Обо всем этом я ей поведал; точнее, эти соображения попросту вырвались у меня. Она меня остановила? „Не стану отрицать, те же мысли иногда приходили в голову и мне, — произнесла она, — и ты сейчас выманил у меня мою тайну. Я проливала глупые слезы, и казалось, будто девичьи мечты были безоблачным утром, за которым настал пасмурный унылый день. Однако я укоряла себя за недовольство, и ты не прав, пытаясь вновь пробудить его во мне; сердце может бунтовать, но вера, философия и память о пролитых слезах не дают мне роптать; я помню, что цель существования каждого человека — не быть счастливым, а исполнять свой долг, и смысл моей жизни — исполнить мой. Так научи меня делать это более усердно, более самозабвенно, и тогда я поверю, что ты желаешь мне добра. Это правда, муж не понимает ребяческой сентиментальности моего сердца, которое слишком сильно рвется в облака и там пытается искать радость; его не восхищают мысли и чувства, которые питают меня и дарят счастье. Его натура сильная, суровая и не столь восприимчивая; он менее охотно сопереживает и сочувствует. Но если мне и приходилось скучать по нашим с тобой оживленным и воодушевляющим беседам, так как общение с ним не дарило того же, теперь ты вернулся, ты снова подарил эту радость, и я уже не чувствую, что ее лишена; теперь моя жизнь полноценна“.

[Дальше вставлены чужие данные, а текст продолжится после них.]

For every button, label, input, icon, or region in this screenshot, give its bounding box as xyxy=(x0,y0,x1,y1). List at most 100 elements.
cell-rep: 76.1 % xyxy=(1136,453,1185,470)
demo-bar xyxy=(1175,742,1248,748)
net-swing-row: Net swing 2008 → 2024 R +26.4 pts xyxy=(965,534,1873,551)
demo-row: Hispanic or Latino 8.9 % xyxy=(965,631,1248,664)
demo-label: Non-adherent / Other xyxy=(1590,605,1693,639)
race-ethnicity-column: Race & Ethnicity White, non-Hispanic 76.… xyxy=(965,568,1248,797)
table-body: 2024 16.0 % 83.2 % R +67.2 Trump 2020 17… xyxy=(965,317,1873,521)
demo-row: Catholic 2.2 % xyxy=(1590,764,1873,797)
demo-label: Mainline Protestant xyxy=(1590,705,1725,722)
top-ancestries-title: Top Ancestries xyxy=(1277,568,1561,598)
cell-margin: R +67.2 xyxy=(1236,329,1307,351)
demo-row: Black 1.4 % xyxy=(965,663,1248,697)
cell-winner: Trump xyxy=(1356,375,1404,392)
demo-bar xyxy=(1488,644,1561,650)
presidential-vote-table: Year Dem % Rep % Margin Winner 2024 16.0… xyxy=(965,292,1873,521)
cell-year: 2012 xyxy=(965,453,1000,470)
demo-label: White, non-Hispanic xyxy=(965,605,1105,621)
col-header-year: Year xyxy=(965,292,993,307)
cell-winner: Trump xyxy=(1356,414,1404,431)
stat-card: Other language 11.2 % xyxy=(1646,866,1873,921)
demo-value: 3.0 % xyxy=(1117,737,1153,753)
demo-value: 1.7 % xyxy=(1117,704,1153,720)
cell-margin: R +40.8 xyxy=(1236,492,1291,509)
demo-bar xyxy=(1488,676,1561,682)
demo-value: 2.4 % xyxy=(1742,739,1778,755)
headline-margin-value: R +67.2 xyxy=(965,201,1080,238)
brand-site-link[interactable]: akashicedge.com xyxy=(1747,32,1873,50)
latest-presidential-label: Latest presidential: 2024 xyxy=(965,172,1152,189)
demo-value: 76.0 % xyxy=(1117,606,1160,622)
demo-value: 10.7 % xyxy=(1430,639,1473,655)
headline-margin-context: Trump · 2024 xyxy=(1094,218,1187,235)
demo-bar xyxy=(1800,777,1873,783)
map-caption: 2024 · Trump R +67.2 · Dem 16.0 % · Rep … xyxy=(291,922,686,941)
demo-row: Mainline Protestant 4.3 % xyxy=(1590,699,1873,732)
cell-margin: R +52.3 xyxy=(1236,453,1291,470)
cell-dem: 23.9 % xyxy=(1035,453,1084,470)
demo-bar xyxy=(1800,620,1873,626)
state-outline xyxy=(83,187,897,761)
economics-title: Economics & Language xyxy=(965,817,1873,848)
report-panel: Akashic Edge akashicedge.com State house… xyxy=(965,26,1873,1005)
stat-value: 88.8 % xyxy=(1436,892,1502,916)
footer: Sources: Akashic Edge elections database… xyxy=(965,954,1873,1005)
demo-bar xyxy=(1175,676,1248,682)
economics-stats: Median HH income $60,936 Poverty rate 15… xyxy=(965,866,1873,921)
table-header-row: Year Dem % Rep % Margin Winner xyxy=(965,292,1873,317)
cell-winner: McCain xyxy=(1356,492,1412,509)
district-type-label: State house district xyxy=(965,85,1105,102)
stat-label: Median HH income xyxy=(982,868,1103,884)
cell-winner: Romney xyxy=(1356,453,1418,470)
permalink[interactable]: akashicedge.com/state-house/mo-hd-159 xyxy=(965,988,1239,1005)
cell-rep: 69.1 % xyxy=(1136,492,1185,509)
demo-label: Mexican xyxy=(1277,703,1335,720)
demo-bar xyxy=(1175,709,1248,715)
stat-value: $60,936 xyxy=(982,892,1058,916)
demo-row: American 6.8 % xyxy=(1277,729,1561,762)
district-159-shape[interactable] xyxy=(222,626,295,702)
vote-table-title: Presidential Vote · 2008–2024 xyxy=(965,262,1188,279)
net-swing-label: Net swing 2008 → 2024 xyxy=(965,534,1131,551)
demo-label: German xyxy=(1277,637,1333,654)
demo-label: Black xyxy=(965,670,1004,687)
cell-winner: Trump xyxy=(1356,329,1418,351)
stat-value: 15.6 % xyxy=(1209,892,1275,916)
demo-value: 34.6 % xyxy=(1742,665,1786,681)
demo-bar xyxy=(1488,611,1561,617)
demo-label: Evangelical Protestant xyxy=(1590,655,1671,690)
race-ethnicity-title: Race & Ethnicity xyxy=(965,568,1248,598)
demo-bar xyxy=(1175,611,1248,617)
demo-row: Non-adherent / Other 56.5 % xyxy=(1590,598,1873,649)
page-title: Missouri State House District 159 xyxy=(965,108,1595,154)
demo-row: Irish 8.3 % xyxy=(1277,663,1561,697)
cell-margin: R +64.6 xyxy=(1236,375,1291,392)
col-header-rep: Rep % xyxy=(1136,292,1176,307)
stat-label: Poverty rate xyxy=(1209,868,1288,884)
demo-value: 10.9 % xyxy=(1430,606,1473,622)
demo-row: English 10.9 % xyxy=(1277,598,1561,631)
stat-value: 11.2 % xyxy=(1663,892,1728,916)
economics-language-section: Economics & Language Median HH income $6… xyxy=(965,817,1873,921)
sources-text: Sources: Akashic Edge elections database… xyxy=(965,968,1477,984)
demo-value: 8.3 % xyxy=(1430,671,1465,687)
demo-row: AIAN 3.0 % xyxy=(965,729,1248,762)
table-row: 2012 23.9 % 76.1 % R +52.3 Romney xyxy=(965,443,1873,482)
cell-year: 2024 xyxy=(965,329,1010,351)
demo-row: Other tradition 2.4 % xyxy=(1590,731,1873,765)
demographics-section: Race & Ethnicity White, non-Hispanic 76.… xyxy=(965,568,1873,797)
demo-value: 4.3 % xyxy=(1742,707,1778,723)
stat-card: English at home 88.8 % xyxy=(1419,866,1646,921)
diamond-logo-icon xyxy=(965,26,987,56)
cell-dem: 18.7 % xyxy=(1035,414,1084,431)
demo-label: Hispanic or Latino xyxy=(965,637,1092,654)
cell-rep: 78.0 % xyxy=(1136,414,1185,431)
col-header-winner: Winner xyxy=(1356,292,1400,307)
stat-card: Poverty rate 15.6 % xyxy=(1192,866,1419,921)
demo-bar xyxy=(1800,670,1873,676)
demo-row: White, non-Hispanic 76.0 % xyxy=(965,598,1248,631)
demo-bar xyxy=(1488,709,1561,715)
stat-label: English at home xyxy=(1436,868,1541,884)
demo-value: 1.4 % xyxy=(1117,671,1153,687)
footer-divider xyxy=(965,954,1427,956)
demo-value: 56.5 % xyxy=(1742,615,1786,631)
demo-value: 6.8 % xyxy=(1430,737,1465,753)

Я горько усмехнулся. „Бедная невинная пташка, — воскликнул я. — Думаешь, можно одновременно быть свободной и жить в клетке? Вознестись в небеса, находясь в руках птицелова? Алитея, ты страшно заблуждаешься; ты, кажется, совсем не понимаешь устройства низменной души. Скажи, муж тебя когда-нибудь ревновал?“
Она похолодела, и я увидел, как ее черты исказила острая болезненная судорога; Алитея отвернулась от меня, но я успел заметить в ее взгляде трепещущий испуг, который видел и ранее. Поняв, насколько сильно этот человек поработил ее душу, я ужаснулся. Я сказал ей об этом; заметил, что ее „долг“, которому она душой и телом себя посвящает, является для нее унизительным; сказал, что она должна освободиться.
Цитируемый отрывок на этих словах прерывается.